En disant (très poliment) non à Christoph Blocher et à Toni Brunner, en snobant leur marketing-armageddon à coups de campagnes publicitaires follement créatives mais d’une violence et d’une xénophobie inouïes, les Suisses viennent, mine de rien, sans le savoir, peut-être sans le vouloir, d’asséner une leçon de politique aux Européens.

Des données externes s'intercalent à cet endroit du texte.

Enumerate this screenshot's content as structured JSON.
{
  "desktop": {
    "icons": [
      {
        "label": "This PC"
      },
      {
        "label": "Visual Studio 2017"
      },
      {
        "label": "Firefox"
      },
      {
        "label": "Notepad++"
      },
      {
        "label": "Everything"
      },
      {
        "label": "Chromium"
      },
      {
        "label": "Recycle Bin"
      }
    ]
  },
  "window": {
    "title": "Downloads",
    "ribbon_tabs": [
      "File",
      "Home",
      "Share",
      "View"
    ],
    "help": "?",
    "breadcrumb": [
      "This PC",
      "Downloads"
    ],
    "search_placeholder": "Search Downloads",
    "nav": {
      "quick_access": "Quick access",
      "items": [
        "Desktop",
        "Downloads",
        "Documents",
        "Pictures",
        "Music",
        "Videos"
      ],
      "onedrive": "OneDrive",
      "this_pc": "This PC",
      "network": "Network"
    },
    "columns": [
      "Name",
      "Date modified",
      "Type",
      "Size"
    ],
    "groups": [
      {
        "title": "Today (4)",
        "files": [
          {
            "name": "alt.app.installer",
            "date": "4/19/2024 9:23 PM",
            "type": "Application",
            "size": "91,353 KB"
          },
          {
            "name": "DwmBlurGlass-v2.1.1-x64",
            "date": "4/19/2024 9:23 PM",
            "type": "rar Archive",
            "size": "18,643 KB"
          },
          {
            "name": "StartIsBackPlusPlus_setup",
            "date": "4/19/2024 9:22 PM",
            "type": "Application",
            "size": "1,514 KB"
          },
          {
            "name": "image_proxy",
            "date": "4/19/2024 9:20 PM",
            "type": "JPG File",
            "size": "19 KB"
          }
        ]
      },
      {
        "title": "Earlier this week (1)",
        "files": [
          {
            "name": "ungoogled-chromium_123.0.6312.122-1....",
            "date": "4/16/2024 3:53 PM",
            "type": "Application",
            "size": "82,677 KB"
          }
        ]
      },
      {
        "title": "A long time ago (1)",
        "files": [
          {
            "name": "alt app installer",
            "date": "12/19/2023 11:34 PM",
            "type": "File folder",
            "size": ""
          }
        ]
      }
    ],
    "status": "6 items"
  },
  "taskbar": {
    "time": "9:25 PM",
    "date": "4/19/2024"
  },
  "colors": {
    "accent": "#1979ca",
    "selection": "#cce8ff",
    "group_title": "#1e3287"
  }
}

Eux qu’on ne disait focalisés que sur la (toute petite) politique, les voilà en plein dans le politique : inconscient peut-être, le geste est ample, et l’Alleingang balayée, du moins pour l’instant.
Les Suisses ont vécu en ce dimanche d’octobre une belle tentation de Venise. L’€, ce symbole satanique, le dôme turquoise d’une mosquée ou la shinbashira d’une pagode, l’autre en général, ne sont peut-être pas aussi monstrueux que cela. Les Danois et les Norvégiens ont commencé à le comprendre, les Helvètes sont sur la bonne voie.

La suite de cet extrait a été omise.